I was forced to sell the XL at a giveaway price when I was discharged; nobody wanted the strange contraption. It would be a number of years before the torch passed from ABC Sports’ Superbikers to the French riders who would make Supermotard a common term in the States and teach the general riding population how much sense these bikes really make.

Tanshanomi is Japanese [単車のみ] for "motorcycle(s) only." Though primarily tasked with creating two-wheel oriented content for Hooniverse, Pete is a lover of all sorts of motorized vehicles.

11 Comments

  1. Back in 1978 I bought my first bike, a 1970 Yamaha XS650 for something like 400 bucks. It would be a classic now, but back then it was just an old bike. The guy I bought it from also had a Yamaha 360 motocrosser that he had converted into an insane street legal flat track bike that I could have bought for another two hundred bucks, which I didn't have. I probably would have killed myself on that thing. It was another dirt bike conversion that would have been a lot of fun, if I'd had enough experience.

  2. Sweet Bike…but to me Supermotard sounds, well unappealing. This is very similar to Toyota Racing and Development's TRD. No Turds or Tards thank you, I'll take mine neat.

    1. Ditto amongst my buddies in the northwest. The XR was the bike of choice, unless you were po' like me. Then you rode an archaic Yamaha two-stroke single.

  3. I had an '86 250XL, and I can attest, knobby dirt tires aren't worth a damn on the street. I spent $50 on a new back tire that had a lower tread pattern.

  4. Very entertaining! After getting tired of replacing dual sport tires every 1500 miles on my DR350, I saved up for a set of Dunlop 491's. Not only did it triple the tire mileage, it also tripled my back road fun. The long, soft dual sport suspension smoothed out the worst pavement that California could throw at it. Going through tight twisties, you could feel the suspension compress what felt like a foot in the corners!

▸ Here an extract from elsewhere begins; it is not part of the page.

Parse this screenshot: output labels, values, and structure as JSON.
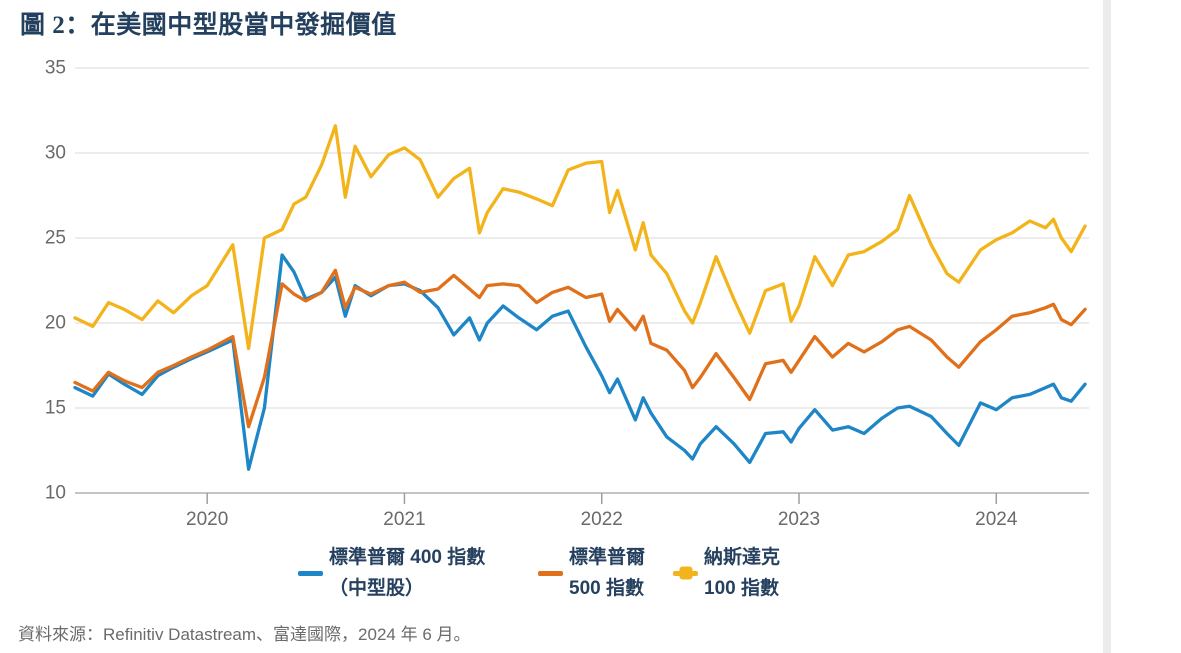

  5. I think the idea of putting a dirt bike on street tires is chock full of awesome, but can't shake the involuntary mental association of "Supermotard" with some kind of MVP award at the Special Olympics.
    [Yes, I know I'm going to hell for that.]

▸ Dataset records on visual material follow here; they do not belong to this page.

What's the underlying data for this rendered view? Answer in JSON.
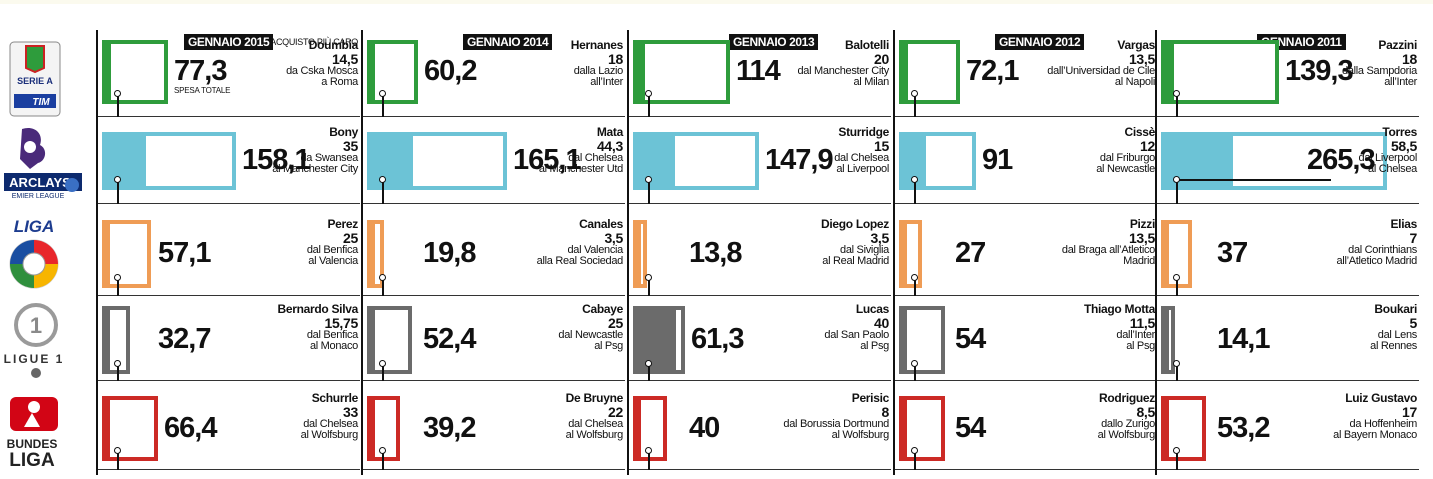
{
  "chart_data": {
    "type": "bar",
    "leagues": [
      {
        "name": "Serie A",
        "color": "#2e9c3c"
      },
      {
        "name": "Premier League",
        "color": "#6cc3d6"
      },
      {
        "name": "Liga",
        "color": "#ef9c55"
      },
      {
        "name": "Ligue 1",
        "color": "#6b6b6b"
      },
      {
        "name": "Bundesliga",
        "color": "#cc2a25"
      }
    ],
    "columns": [
      {
        "title": "GENNAIO 2015",
        "note": "ACQUISTO PIÙ CARO",
        "total_label": "SPESA TOTALE",
        "cells": [
          {
            "value": 77.3,
            "value_text": "77,3",
            "player": "Doumbia",
            "fee": "14,5",
            "from": "da Cska Mosca",
            "to": "a Roma"
          },
          {
            "value": 158.1,
            "value_text": "158,1",
            "player": "Bony",
            "fee": "35",
            "from": "da Swansea",
            "to": "al Manchester City"
          },
          {
            "value": 57.1,
            "value_text": "57,1",
            "player": "Perez",
            "fee": "25",
            "from": "dal Benfica",
            "to": "al Valencia"
          },
          {
            "value": 32.7,
            "value_text": "32,7",
            "player": "Bernardo Silva",
            "fee": "15,75",
            "from": "dal Benfica",
            "to": "al Monaco"
          },
          {
            "value": 66.4,
            "value_text": "66,4",
            "player": "Schurrle",
            "fee": "33",
            "from": "dal Chelsea",
            "to": "al Wolfsburg"
          }
        ]
      },
      {
        "title": "GENNAIO 2014",
        "note": "",
        "total_label": "",
        "cells": [
          {
            "value": 60.2,
            "value_text": "60,2",
            "player": "Hernanes",
            "fee": "18",
            "from": "dalla Lazio",
            "to": "all’Inter"
          },
          {
            "value": 165.1,
            "value_text": "165,1",
            "player": "Mata",
            "fee": "44,3",
            "from": "dal Chelsea",
            "to": "al Manchester Utd"
          },
          {
            "value": 19.8,
            "value_text": "19,8",
            "player": "Canales",
            "fee": "3,5",
            "from": "dal Valencia",
            "to": "alla Real Sociedad"
          },
          {
            "value": 52.4,
            "value_text": "52,4",
            "player": "Cabaye",
            "fee": "25",
            "from": "dal Newcastle",
            "to": "al Psg"
          },
          {
            "value": 39.2,
            "value_text": "39,2",
            "player": "De Bruyne",
            "fee": "22",
            "from": "dal Chelsea",
            "to": "al Wolfsburg"
          }
        ]
      },
      {
        "title": "GENNAIO 2013",
        "note": "",
        "total_label": "",
        "cells": [
          {
            "value": 114,
            "value_text": "114",
            "player": "Balotelli",
            "fee": "20",
            "from": "dal Manchester City",
            "to": "al Milan"
          },
          {
            "value": 147.9,
            "value_text": "147,9",
            "player": "Sturridge",
            "fee": "15",
            "from": "dal Chelsea",
            "to": "al Liverpool"
          },
          {
            "value": 13.8,
            "value_text": "13,8",
            "player": "Diego Lopez",
            "fee": "3,5",
            "from": "dal Siviglia",
            "to": "al Real Madrid"
          },
          {
            "value": 61.3,
            "value_text": "61,3",
            "player": "Lucas",
            "fee": "40",
            "from": "dal San Paolo",
            "to": "al Psg"
          },
          {
            "value": 40,
            "value_text": "40",
            "player": "Perisic",
            "fee": "8",
            "from": "dal Borussia Dortmund",
            "to": "al Wolfsburg"
          }
        ]
      },
      {
        "title": "GENNAIO 2012",
        "note": "",
        "total_label": "",
        "cells": [
          {
            "value": 72.1,
            "value_text": "72,1",
            "player": "Vargas",
            "fee": "13,5",
            "from": "dall’Universidad de Cile",
            "to": "al Napoli"
          },
          {
            "value": 91,
            "value_text": "91",
            "player": "Cissè",
            "fee": "12",
            "from": "dal Friburgo",
            "to": "al Newcastle"
          },
          {
            "value": 27,
            "value_text": "27",
            "player": "Pizzi",
            "fee": "13,5",
            "from": "dal Braga all’Atletico",
            "to": "Madrid"
          },
          {
            "value": 54,
            "value_text": "54",
            "player": "Thiago Motta",
            "fee": "11,5",
            "from": "dall’Inter",
            "to": "al Psg"
          },
          {
            "value": 54,
            "value_text": "54",
            "player": "Rodriguez",
            "fee": "8,5",
            "from": "dallo Zurigo",
            "to": "al Wolfsburg"
          }
        ]
      },
      {
        "title": "GENNAIO 2011",
        "note": "",
        "total_label": "",
        "cells": [
          {
            "value": 139.3,
            "value_text": "139,3",
            "player": "Pazzini",
            "fee": "18",
            "from": "dalla Sampdoria",
            "to": "all’Inter"
          },
          {
            "value": 265.3,
            "value_text": "265,3",
            "player": "Torres",
            "fee": "58,5",
            "from": "dal Liverpool",
            "to": "al Chelsea"
          },
          {
            "value": 37,
            "value_text": "37",
            "player": "Elias",
            "fee": "7",
            "from": "dal Corinthians",
            "to": "all’Atletico Madrid"
          },
          {
            "value": 14.1,
            "value_text": "14,1",
            "player": "Boukari",
            "fee": "5",
            "from": "dal Lens",
            "to": "al Rennes"
          },
          {
            "value": 53.2,
            "value_text": "53,2",
            "player": "Luiz Gustavo",
            "fee": "17",
            "from": "da Hoffenheim",
            "to": "al Bayern Monaco"
          }
        ]
      }
    ]
  },
  "logos": {
    "serie_a": {
      "line1": "SERIE A",
      "line2": "TIM"
    },
    "premier": {
      "line1": "ARCLAYS",
      "line2": "EMIER LEAGUE"
    },
    "liga": {
      "line1": "LIGA"
    },
    "ligue1": {
      "line1": "LIGUE 1"
    },
    "bundesliga": {
      "line1": "BUNDES",
      "line2": "LIGA"
    }
  }
}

  6. I would like to begin by thanking you for the useful information you are supplying! I will definitly add you URL to my bookmarks for future reading.

  7. just info :
    Supermoto has its origins in the 1970s when ABC’s Wide World of Sports was the highest-rated sports show in the United States. In 1979, ABC commissioned a made-for-TV event called "Superbikers," created by motorcycling journalist and promoter Gavin Trippe, intended to find the ultimate all-around motorcycle racer by putting all star riders from different genres of racing on a single track that combined three genres of racing: flat track racing, motocross and road racing. Superbikers was then manifested as a yearly event run at southern California's Carlsbad Raceway. The show's tarmac-and-dirt courses were intended to draw on talent from the world's of off-road, flat track and road racing. World and National Championship-winning motorcycling greats such as Kenny Roberts and Jeff Ward, whose respective sports at the time were road-racing and motocross, participated in the races. The Superbikers quickly became a huge Nielsen ratings contender, running until 1985, at which point ABC was forced to cancel the show due to new management and cuts; its cancellation also initiated a long sabbatical of the sport in the USA. The European racers who participated in the sport at Carlsbad, however, brought it back to Europe with them, where it quickly gained popularity in countries such as France.
    The 2000s signalled the resurrection of the sport in the United States, with the birth of the AMA Supermoto Championship in 2003 and with the event to the X Games in 2004. Both competitions were cancelled after the 2009 season.